3.1.3 Refining Semgrep Rules
Semgrep is a powerful tool for static analysis that allows developers to write custom rules for code scanning and detect vulnerabilities, bugs, or code patterns. However, running Semgrep on large codebases can sometimes result in unnecessary findings on third-party code or other irrelevant areas. To optimize your Semgrep usage, it’s essential to refine the rules to focus on relevant code and enforce coding practices more effectively. Below are two strategies you can employ:
🎯 Using .semgrepignore
One way to refine your Semgrep scanning is by using the .semgrepignore file, similar to .gitignore. This file helps Semgrep ignore specific directories or files that do not require scanning, such as third-party libraries, automatically generated code, parts of the codebase not written by your developers or unit test cases written by developers. Im my experience, ignoring the test/ and tst/ etc... kind of folders does help as most of the code written here is never deployed into production.
By specifying directories and file patterns in .semgrepignore, you can significantly reduce the noise in your scan results, allowing Semgrep to focus only on the custom code written by your team. This leads to faster scans and more actionable findings.

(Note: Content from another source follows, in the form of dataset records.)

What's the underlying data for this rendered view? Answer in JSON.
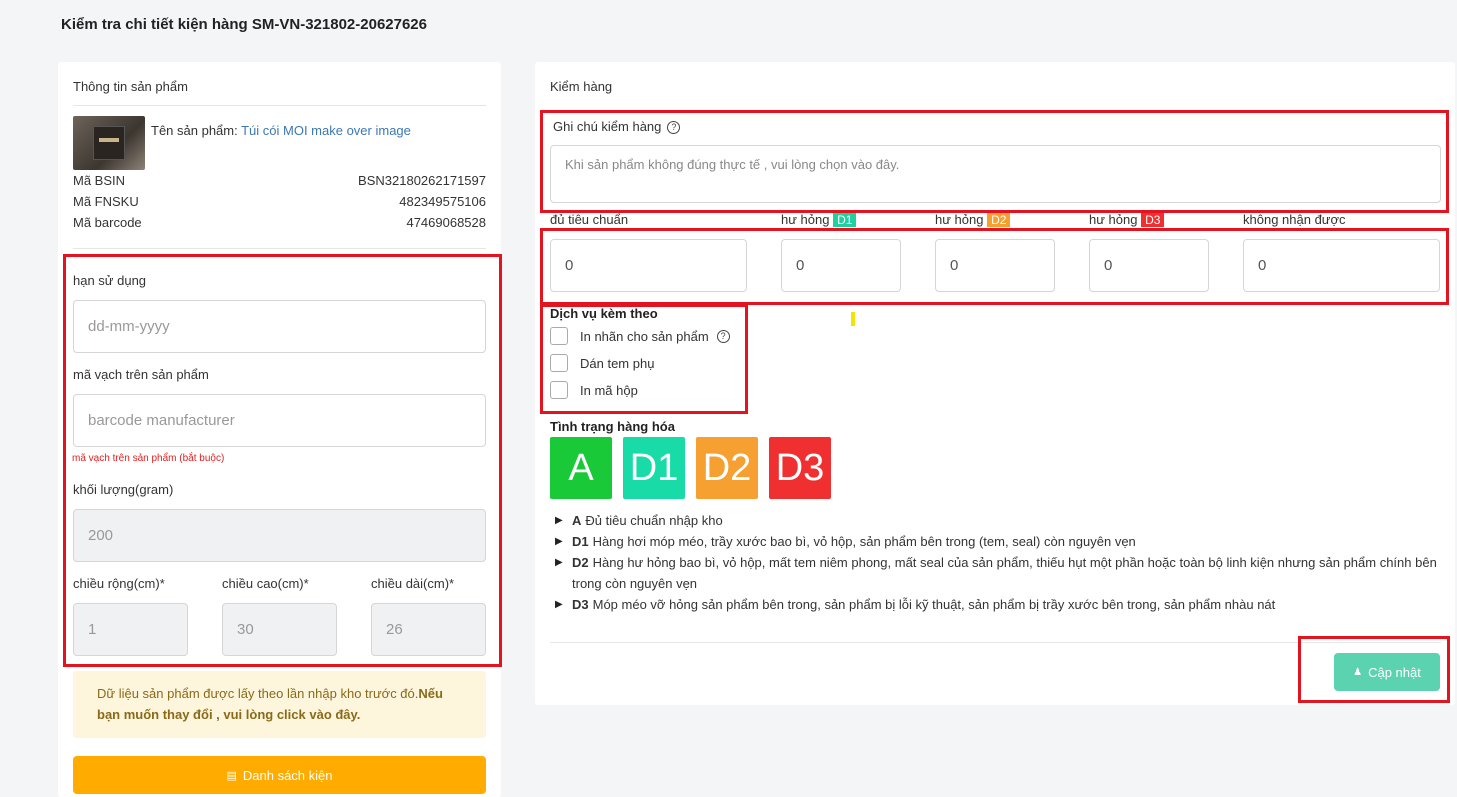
{
  "page": {
    "title": "Kiểm tra chi tiết kiện hàng SM-VN-321802-20627626"
  },
  "product_info": {
    "title": "Thông tin sản phẩm",
    "name_label": "Tên sản phẩm:",
    "name_value": "Túi cói MOI make over image",
    "rows": [
      {
        "label": "Mã BSIN",
        "value": "BSN32180262171597"
      },
      {
        "label": "Mã FNSKU",
        "value": "482349575106"
      },
      {
        "label": "Mã barcode",
        "value": "47469068528"
      }
    ]
  },
  "form": {
    "expiry_label": "hạn sử dụng",
    "expiry_placeholder": "dd-mm-yyyy",
    "barcode_label": "mã vạch trên sản phẩm",
    "barcode_placeholder": "barcode manufacturer",
    "barcode_required": "mã vạch trên sản phẩm (bắt buộc)",
    "weight_label": "khối lượng(gram)",
    "weight_value": "200",
    "width_label": "chiều rộng(cm)*",
    "width_value": "1",
    "height_label": "chiều cao(cm)*",
    "height_value": "30",
    "length_label": "chiều dài(cm)*",
    "length_value": "26"
  },
  "notice": {
    "text": "Dữ liệu sản phẩm được lấy theo lần nhập kho trước đó.",
    "bold": "Nếu bạn muốn thay đổi , vui lòng click vào đây."
  },
  "list_button": {
    "label": "Danh sách kiện",
    "icon": "list-icon"
  },
  "inspection": {
    "title": "Kiểm hàng",
    "note_label": "Ghi chú kiểm hàng",
    "note_placeholder": "Khi sản phẩm không đúng thực tế , vui lòng chọn vào đây.",
    "quantities": [
      {
        "label": "đủ tiêu chuẩn",
        "tag": "",
        "value": "0"
      },
      {
        "label": "hư hỏng",
        "tag": "D1",
        "value": "0"
      },
      {
        "label": "hư hỏng",
        "tag": "D2",
        "value": "0"
      },
      {
        "label": "hư hỏng",
        "tag": "D3",
        "value": "0"
      },
      {
        "label": "không nhận được",
        "tag": "",
        "value": "0"
      }
    ],
    "services_title": "Dịch vụ kèm theo",
    "services": [
      "In nhãn cho sản phẩm",
      "Dán tem phụ",
      "In mã hộp"
    ],
    "status_title": "Tình trạng hàng hóa",
    "grades": [
      "A",
      "D1",
      "D2",
      "D3"
    ],
    "definitions": [
      {
        "code": "A",
        "text": "Đủ tiêu chuẩn nhập kho"
      },
      {
        "code": "D1",
        "text": "Hàng hơi móp méo, trầy xước bao bì, vỏ hộp, sản phẩm bên trong (tem, seal) còn nguyên vẹn"
      },
      {
        "code": "D2",
        "text": "Hàng hư hỏng bao bì, vỏ hộp, mất tem niêm phong, mất seal của sản phẩm, thiếu hụt một phần hoặc toàn bộ linh kiện nhưng sản phẩm chính bên trong còn nguyên vẹn"
      },
      {
        "code": "D3",
        "text": "Móp méo vỡ hỏng sản phẩm bên trong, sản phẩm bị lỗi kỹ thuật, sản phẩm bị trầy xước bên trong, sản phẩm nhàu nát"
      }
    ],
    "update_button": "Cập nhật"
  },
  "colors": {
    "highlight": "#e3141f",
    "grade_a": "#19c938",
    "grade_d1": "#18dba8",
    "grade_d2": "#f5a030",
    "grade_d3": "#f03030",
    "primary_orange": "#ffab00",
    "update_green": "#5cd3b0"
  }
}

👁️🗨️ Example of .semgrepignore:
# Ignore third-party libraries
node_modules/
vendor/
test/
tst/
# Ignore auto-generated files
generated/
*.pb.go
# Ignore specific files
legacy_code/
With .semgrepignore, you ensure that Semgrep runs only on the code you care about, enhancing both performance and relevance of the scan results.

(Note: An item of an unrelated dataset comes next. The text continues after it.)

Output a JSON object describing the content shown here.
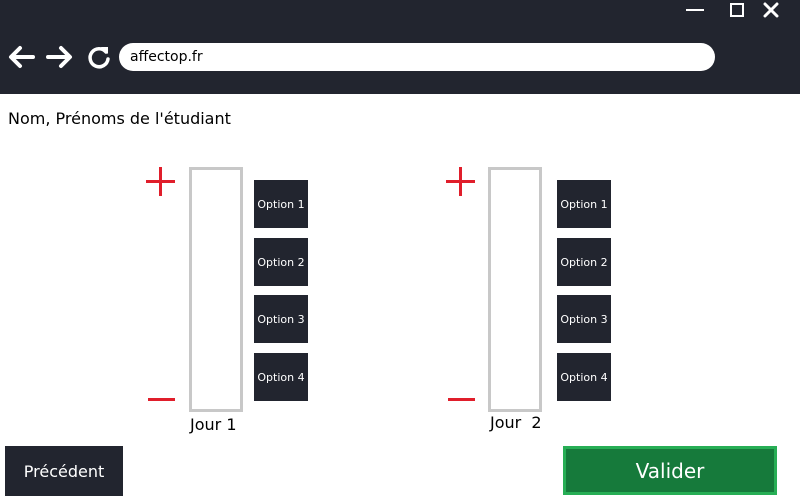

🚫 Identifying Anti-Patterns
Beyond ignoring irrelevant code, another crucial aspect of refining Semgrep rules is to enforce specific coding patterns or detect deviations from accepted practices. One effective way to do this is by writing custom Semgrep rules to identify anti-patterns in your codebase.
For example, if your team has adopted an ORM framework (like SQLAlchemy, Django ORM, or Hibernate), you can write Semgrep rules to detect direct SQL queries or any other pattern that deviates from the prescribed ORM usage. This helps enforce consistent coding practices and prevent security vulnerabilities, such as SQL injection.
☕ Example: Anti-Patterns
If your Java project uses Hibernate as the ORM, and you want to detect code that executes raw SQL instead of using Hibernate’s query mechanisms, you could write a Semgrep rule like this:
rules:
- id: avoid-native-sql
patterns:
- pattern: |
entityManager.createNativeQuery("$SQL_QUERY")
message: "Use Hibernate's ORM query methods instead of native SQL queries."
languages: [java]
severity: warning
This rule identifies places where createNativeQuery() is used, ensuring that developers use the ORM correctly and avoid native SQL queries.
✔️ Conclusion
As we’ve discussed the importance of identifying dangerous functions in PHP and preventing SQL injection vulnerabilities in Java, these techniques empower developers to proactively address security issues before they can be exploited. Furthermore, integrating Semgrep with GitHub Actions (GHA) allows for seamless automated scanning within your CI/CD pipeline, enhancing your workflow by providing immediate feedback on code quality and security vulnerabilities.
By using .semgrepignore and creating custom rules to detect anti-patterns, you can optimize Semgrep to enhance code quality and security. This approach allows you to ignore irrelevant files while identifying deviations from best practices, ensuring efficient scans and relevant findings that foster a more robust software development process.